Following Up on the MYSTIC Trial
Researchers focused on a subset of patients with high tumor mutational burden using a 20-mutation-per-megabase threshold and found significant improvement in progression-free survival and overall survival.
In further analysis from the phase III MYSTIC trial, investigators examined the relationship between STK11,KEAP1, and ARID1A mutations and chemotherapy outcomes/prognostic factors in patients with metastatic non–small-cell lung cancer (NSCLC). Findings were presented on September 8, 2019, at the International Association for the Study of Lung Cancer (IASLC) 2019 World Conference on Lung Cancer (WCLC) held in Barcelona.
“The STK11-KEAP1 mutations … influence outcomes and need to be factored into our analysis of TMB [tumor mutational burden] and other outcomes of lung cancer,” said primary author Naiyer A. Rizvi, MD, Director of Thoracic Oncology, Division of Hematology/Oncology, Columbia University Medical Center, New York. “STK11-KEAP1 are sort of bad actors in terms of lung cancer outcomes [as supported by current knowledge]."
The MYSTIC trial was a phase III trial comparing durvalumab monotherapy or durvalumab-tremelimumab with chemotherapy as first-line treatment in patients with metastatic or locally advanced NSCLC with epidermal growth-factor receptor and anaplastic lymphoma kinase wild-type. In the update, Naqvi et al. focused on a subset of patients with high tumor mutational burden using a 20-mutation-per-megabase threshold and found significant improvement in progression-free survival and overall survival. The analysis was performed with a plasma assay utilizing a 500-gene panel with a one-megabase footprint.
Patients with mutations in STK11 or KEAP1 exhibited decreased median overall survival in all experimental groups. Furthermore, in patients given durvalumab plus tremelimumab, survival benefits were seen in those with ARID1A mutations.
Rizvi provided some insight regarding the effects of immunotherapy in these patients.
“There seems to be some possible effect with immunotherapy in these patients although when one looks at the overall survival, they still continue to be fairly poor,” he said.

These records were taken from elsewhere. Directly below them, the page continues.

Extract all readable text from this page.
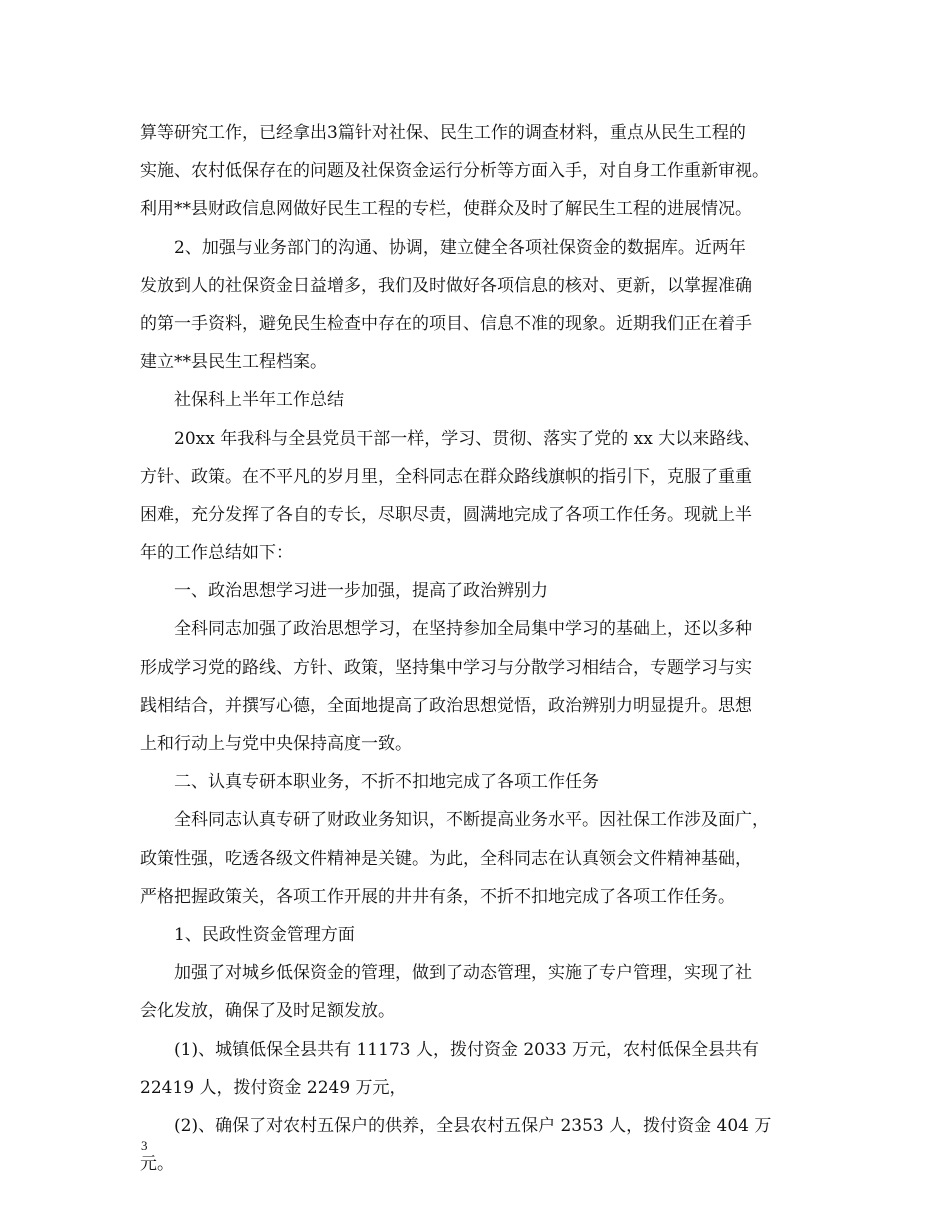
算等研究工作，已经拿出3篇针对社保、民生工作的调查材料，重点从民生工程的
实施、农村低保存在的问题及社保资金运行分析等方面入手，对自身工作重新审视。
利用**县财政信息网做好民生工程的专栏，使群众及时了解民生工程的进展情况。
2、加强与业务部门的沟通、协调，建立健全各项社保资金的数据库。近两年
发放到人的社保资金日益增多，我们及时做好各项信息的核对、更新，以掌握准确
的第一手资料，避免民生检查中存在的项目、信息不准的现象。近期我们正在着手
建立**县民生工程档案。
社保科上半年工作总结
20xx 年我科与全县党员干部一样，学习、贯彻、落实了党的 xx 大以来路线、
方针、政策。在不平凡的岁月里，全科同志在群众路线旗帜的指引下，克服了重重
困难，充分发挥了各自的专长，尽职尽责，圆满地完成了各项工作任务。现就上半
年的工作总结如下：
一、政治思想学习进一步加强，提高了政治辨别力
全科同志加强了政治思想学习，在坚持参加全局集中学习的基础上，还以多种
形成学习党的路线、方针、政策，坚持集中学习与分散学习相结合，专题学习与实
践相结合，并撰写心德，全面地提高了政治思想觉悟，政治辨别力明显提升。思想
上和行动上与党中央保持高度一致。
二、认真专研本职业务，不折不扣地完成了各项工作任务
全科同志认真专研了财政业务知识，不断提高业务水平。因社保工作涉及面广，
政策性强，吃透各级文件精神是关键。为此，全科同志在认真领会文件精神基础，
严格把握政策关，各项工作开展的井井有条，不折不扣地完成了各项工作任务。
1、民政性资金管理方面
加强了对城乡低保资金的管理，做到了动态管理，实施了专户管理，实现了社
会化发放，确保了及时足额发放。
(1)、城镇低保全县共有 11173 人，拨付资金 2033 万元，农村低保全县共有
22419 人，拨付资金 2249 万元，
(2)、确保了对农村五保户的供养，全县农村五保户 2353 人，拨付资金 404 万
元。
3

In the study population that could be evaluated (n=943), the prevalence of the STK11 mutations was 16%, the prevalence of the KEAP1 mutation was 18%, and the prevalence of the ARID1A mutation was 12%. Of note, STK11 and KEAP1 are relatively common and the third and fourth most common mutations in lung cancer after p53 and KRAS.
“ARID1A patients are about 10% of the population and seem to do particularly well with durvalumab- tremelimumab,” he said. “The key finding is the ARID1A response in the durvalumab- tremelimumab patients was a pretty impressive response rate as well as overall survival in this patient population.”

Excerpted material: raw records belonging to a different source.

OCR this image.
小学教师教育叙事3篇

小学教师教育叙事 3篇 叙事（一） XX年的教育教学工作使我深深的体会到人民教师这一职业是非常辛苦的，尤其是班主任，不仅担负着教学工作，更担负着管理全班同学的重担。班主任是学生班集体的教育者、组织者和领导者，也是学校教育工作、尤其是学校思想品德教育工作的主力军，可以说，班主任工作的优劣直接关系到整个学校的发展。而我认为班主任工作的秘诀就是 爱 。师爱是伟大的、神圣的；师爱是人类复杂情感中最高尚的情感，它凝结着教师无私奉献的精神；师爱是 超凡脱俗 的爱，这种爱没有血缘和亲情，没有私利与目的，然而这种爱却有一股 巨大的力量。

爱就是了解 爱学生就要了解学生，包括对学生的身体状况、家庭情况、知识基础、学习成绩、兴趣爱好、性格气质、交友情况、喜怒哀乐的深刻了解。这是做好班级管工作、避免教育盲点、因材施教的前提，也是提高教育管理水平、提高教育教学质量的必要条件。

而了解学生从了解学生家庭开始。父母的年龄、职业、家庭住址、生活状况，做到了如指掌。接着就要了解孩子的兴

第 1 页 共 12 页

“Interestingly, with the durvalumab-tremelimumab combination with the ARID1A mutations, [patients] seem to do much better with a response rate of 51 percent,” Rizvi said. “Intriguingly, the STK11-KEAP1 mutations did seem to fair a little bit better in terms of response rate versus chemotherapy or durvalumab with the combination durvalumab-tremelimumab. Again, the numbers are small so it’s hard to make too much of that...I think the take home message is that that these STK11-KEAP1 mutations are prognostic for [less] … I think that these exploratory analyses can help us to think about how to use TMB and outcomes in lung cancer patients in future trials.”